I was a child of the ‘70s. A latchkey kid. Even when adults were around, I was often left to my own devices. Except on the weekends. The weekends were different.
First, there were Saturday morning cartoons. I waited all week for the ensuing onslaught of Bugs Bunny and Friends, Tom & Jerry, The Pink Panther, and Popeye. These cartoons were instrumental in helping me develop my attraction to line, shape and color. The exaggeration, distortion and expression of these cartoons was a source of inspiration that I value as much, if not more, than anything I learned in art school.
Saturdays were also when my dad would visit. My parents divorced when I was two years old, and every Saturday my dad would make the long, mind-numbing drive from San Rafael to Campbell. Or to Sunnyvale. Or to San Jose. So manydifferent places, I can’t remember them all. We moved a lot. Fortunately, my dad was a cartographer and not only found me but seemed to know each of these towns like he’d lived there forever.
These Saturdays with my dad were filled with invention and creativity. He took me places that filled my imagination with far-off worlds, epic battles, mythology and make-believe. I remember exploring tombs at the Rosicrucian Egyptian Museum in San Jose, roaming the halls and winding stairwells at the Legion of Honor in San Francisco, and navigating the grounds at the zoos in San Francisco, Oakland and San Jose. There were also miles of amusement parks: Marine World Africa USA, Frontier Village, Happy Hollow, Santa’s Village, Fairy Land and Great America. Not to mention the countless fairs and circuses that came to town.
Visiting these places was like walking into a cartoon universe: the twisted, stretched and dynamic architecture, the saturated colors and blinking lights, the overheating teenagers lumbering around like jumbo-sized stuffed animals. All of it in stark contrast to the overwhelming beige sprawl developing throughout the Bay Area.
If there are two sides to this coin, music is the other—starting with the cartoon orchestrations of Carl Stalling followed by the avant-garde, surreal, mystical and breakneck changes in the arrangements by saxophonist and composer John Zorn. I often speak of music and art composition interchangeably. The way certain instruments come forward and then recede is very similar to the way color and form hold space and balance a design. In turn, art inspires me as a musician. I will frequently move from the drawing table to the drums, and occasionally the piano, while I stumble, reflect and get lost in composition.

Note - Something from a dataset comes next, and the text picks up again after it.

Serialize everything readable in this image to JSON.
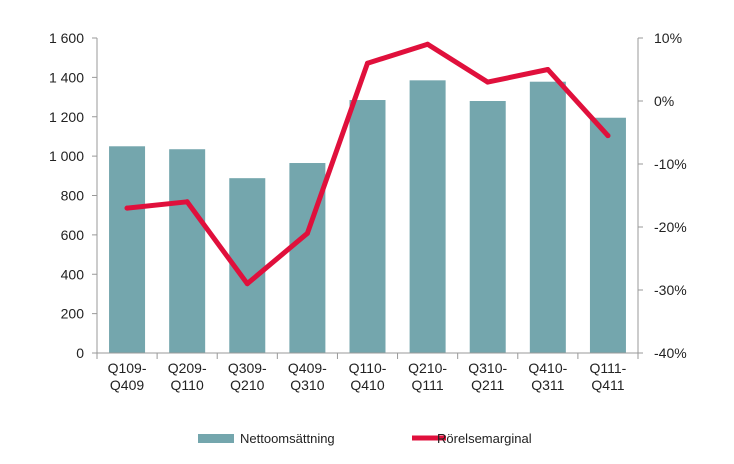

My early work is very cartoonish, yet it has evolved over the years into more of a language of fluid lines and bulbous, truncated forms (quite literally in my most current work). I study the spaces in between movements; not empty space but the way one action stretches, twists and turns into the next. Inside these spaces are the bits and pieces, the leftovers, the nobs and toobs, all inspiration for my recent work.